Ao cabo desta breve pesquisa, pode-se concluir que, não obstante os hercúleos esforços de nossa doutrina mais recente em se distinguir a impessoalidade da igualdade, aquela aparece muito mais como um corolário ou especificação desta. Numa representação geométrica, a impessoalidade seria um círculo menor inserta dentro de um círculo maior que corresponderia à igualdade; não havendo, portanto, âmbito de incidência autônomo da impessoalidade. Em outras palavras, as condutas identificadas como ofensivas à impessoalidade também são ofensivas, num olhar sob outro prisma, à igualdade.

Tal fato não reduz a importância do princípio da impessoalidade, que funciona como uma ponte que liga a igualdade aos deveres de imparcialidade, reduzindo o esforço argumentativo do intérprete em fundamentá-los. Ademais, este princípio oferece uma fundamentação mais próxima aos deveres de imparcialidade, o que significa dizer uma fundamentação mais forte.

Os vícios de pessoalidade que caracterizam a Administração Pública brasileira decorrem basicamente de dois problemas: um de ordem jurídica, caracterizado pelo desconhecimento das modalidades de eficácia dos princípios; e outro, mais grave e difícil de ser sanado, decorrente dos ciclos do atraso que caracterizam nossa história, marcada por uma privatização do público desde a época colonial.

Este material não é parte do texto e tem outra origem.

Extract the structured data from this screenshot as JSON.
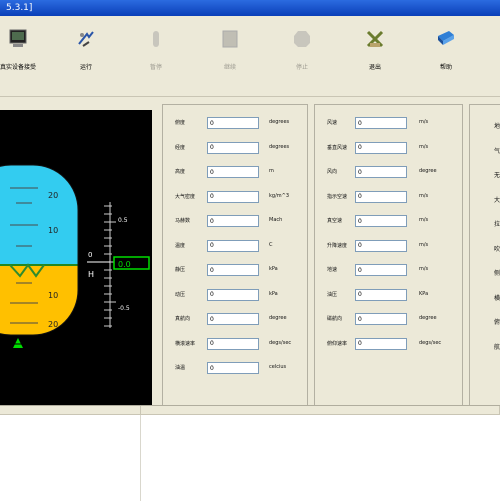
{
  "title": "5.3.1]",
  "toolbar": [
    {
      "id": "connect",
      "label": "真实设备接受",
      "enabled": true,
      "icon": "monitor-icon"
    },
    {
      "id": "run",
      "label": "运行",
      "enabled": true,
      "icon": "run-icon"
    },
    {
      "id": "pause",
      "label": "暂停",
      "enabled": false,
      "icon": "pause-icon"
    },
    {
      "id": "continue",
      "label": "继续",
      "enabled": false,
      "icon": "continue-icon"
    },
    {
      "id": "stop",
      "label": "停止",
      "enabled": false,
      "icon": "stop-icon"
    },
    {
      "id": "exit",
      "label": "退出",
      "enabled": true,
      "icon": "exit-icon"
    },
    {
      "id": "help",
      "label": "帮助",
      "enabled": true,
      "icon": "help-book-icon"
    }
  ],
  "attitude": {
    "sky_ticks": [
      "20",
      "10"
    ],
    "ground_ticks": [
      "10",
      "20"
    ],
    "scale_labels": [
      "0.5",
      "0",
      "-0.5"
    ],
    "h_label": "H",
    "height_value": "0.0",
    "colors": {
      "sky": "#33CCF0",
      "ground": "#FFC000",
      "needle": "#00DD00",
      "bg": "#000000"
    }
  },
  "panel1": [
    {
      "label": "俯度",
      "value": "0",
      "unit": "degrees"
    },
    {
      "label": "经度",
      "value": "0",
      "unit": "degrees"
    },
    {
      "label": "高度",
      "value": "0",
      "unit": "m"
    },
    {
      "label": "大气密度",
      "value": "0",
      "unit": "kg/m^3"
    },
    {
      "label": "马赫数",
      "value": "0",
      "unit": "Mach"
    },
    {
      "label": "温度",
      "value": "0",
      "unit": "C"
    },
    {
      "label": "静压",
      "value": "0",
      "unit": "kPa"
    },
    {
      "label": "动压",
      "value": "0",
      "unit": "kPa"
    },
    {
      "label": "真航向",
      "value": "0",
      "unit": "degree"
    },
    {
      "label": "横滚速率",
      "value": "0",
      "unit": "degs/sec"
    },
    {
      "label": "油温",
      "value": "0",
      "unit": "celcius"
    }
  ],
  "panel2": [
    {
      "label": "风速",
      "value": "0",
      "unit": "m/s"
    },
    {
      "label": "垂直风速",
      "value": "0",
      "unit": "m/s"
    },
    {
      "label": "风向",
      "value": "0",
      "unit": "degree"
    },
    {
      "label": "指示空速",
      "value": "0",
      "unit": "m/s"
    },
    {
      "label": "真空速",
      "value": "0",
      "unit": "m/s"
    },
    {
      "label": "升降速度",
      "value": "0",
      "unit": "m/s"
    },
    {
      "label": "地速",
      "value": "0",
      "unit": "m/s"
    },
    {
      "label": "油压",
      "value": "0",
      "unit": "KPa"
    },
    {
      "label": "磁航向",
      "value": "0",
      "unit": "degree"
    },
    {
      "label": "俯仰速率",
      "value": "0",
      "unit": "degs/sec"
    }
  ],
  "panel3": [
    "地",
    "气",
    "无",
    "大",
    "拉",
    "吹",
    "侧",
    "横",
    "俯",
    "航"
  ]
}
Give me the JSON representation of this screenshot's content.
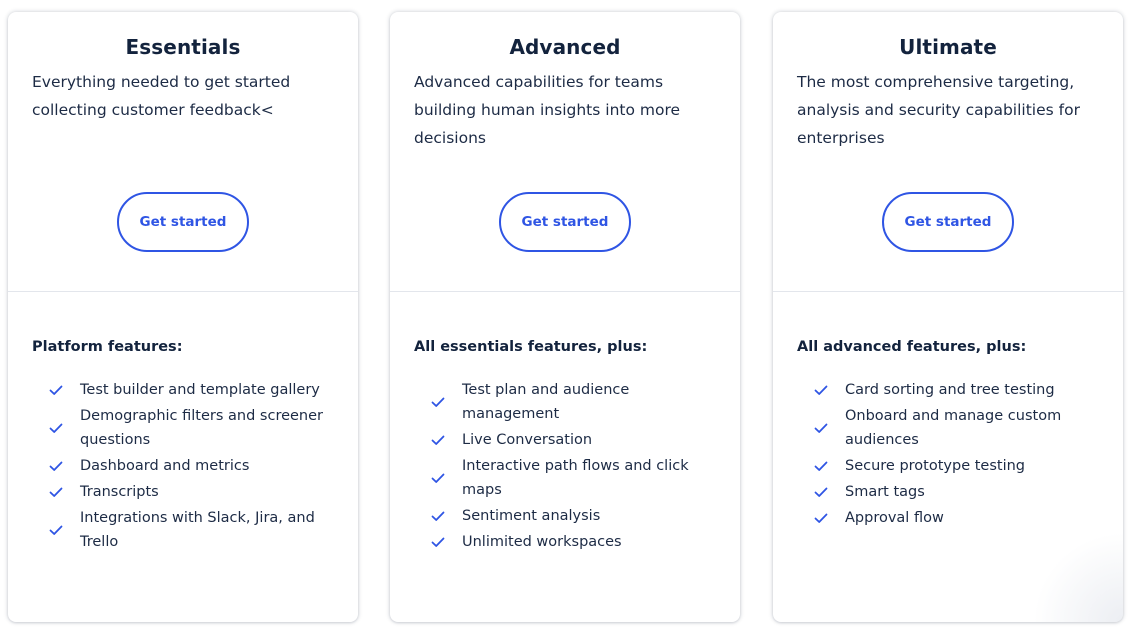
{
  "colors": {
    "accent": "#2f55e4",
    "heading": "#13233d",
    "text": "#1d2b45",
    "divider": "#e3e6ec"
  },
  "plans": [
    {
      "title": "Essentials",
      "description": "Everything needed to get started collecting customer feedback<",
      "cta_label": "Get started",
      "features_heading": "Platform features:",
      "features": [
        "Test builder and template gallery",
        "Demographic filters and screener questions",
        "Dashboard and metrics",
        "Transcripts",
        "Integrations with Slack, Jira, and Trello"
      ]
    },
    {
      "title": "Advanced",
      "description": "Advanced capabilities for teams building human insights into more decisions",
      "cta_label": "Get started",
      "features_heading": "All essentials features, plus:",
      "features": [
        "Test plan and audience management",
        "Live Conversation",
        "Interactive path flows and click maps",
        "Sentiment analysis",
        "Unlimited workspaces"
      ]
    },
    {
      "title": "Ultimate",
      "description": "The most comprehensive targeting, analysis and security capabilities for enterprises",
      "cta_label": "Get started",
      "features_heading": "All advanced features, plus:",
      "features": [
        "Card sorting and tree testing",
        "Onboard and manage custom audiences",
        "Secure prototype testing",
        "Smart tags",
        "Approval flow"
      ]
    }
  ],
  "icons": {
    "feature_check": "check-icon"
  }
}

Embora o princípio da impessoalidade, inserido no artigo 37, caput, da Constituição Federal, tenha eficácia para impedir os casos de nepotismo e de barriga de aluguel que caracterizam o dia a dia da administração pública nacional, esta modalidade de eficácia lhe é negada justamente para que se possa perpetuar uma prática que interessa a grande maioria daqueles que desempenham funções de estado, tanto no âmbito da administração pública stricto sensu quanto nos demais poderes: a de valerem-se do que é de todos para beneficiar ou privilegiar os seus, mantendo uma estrutura de poder custeada pela máquina estatal e, em última análise, por todos os membros da sociedade (justamente os que são prejudicados por esta prática viciada).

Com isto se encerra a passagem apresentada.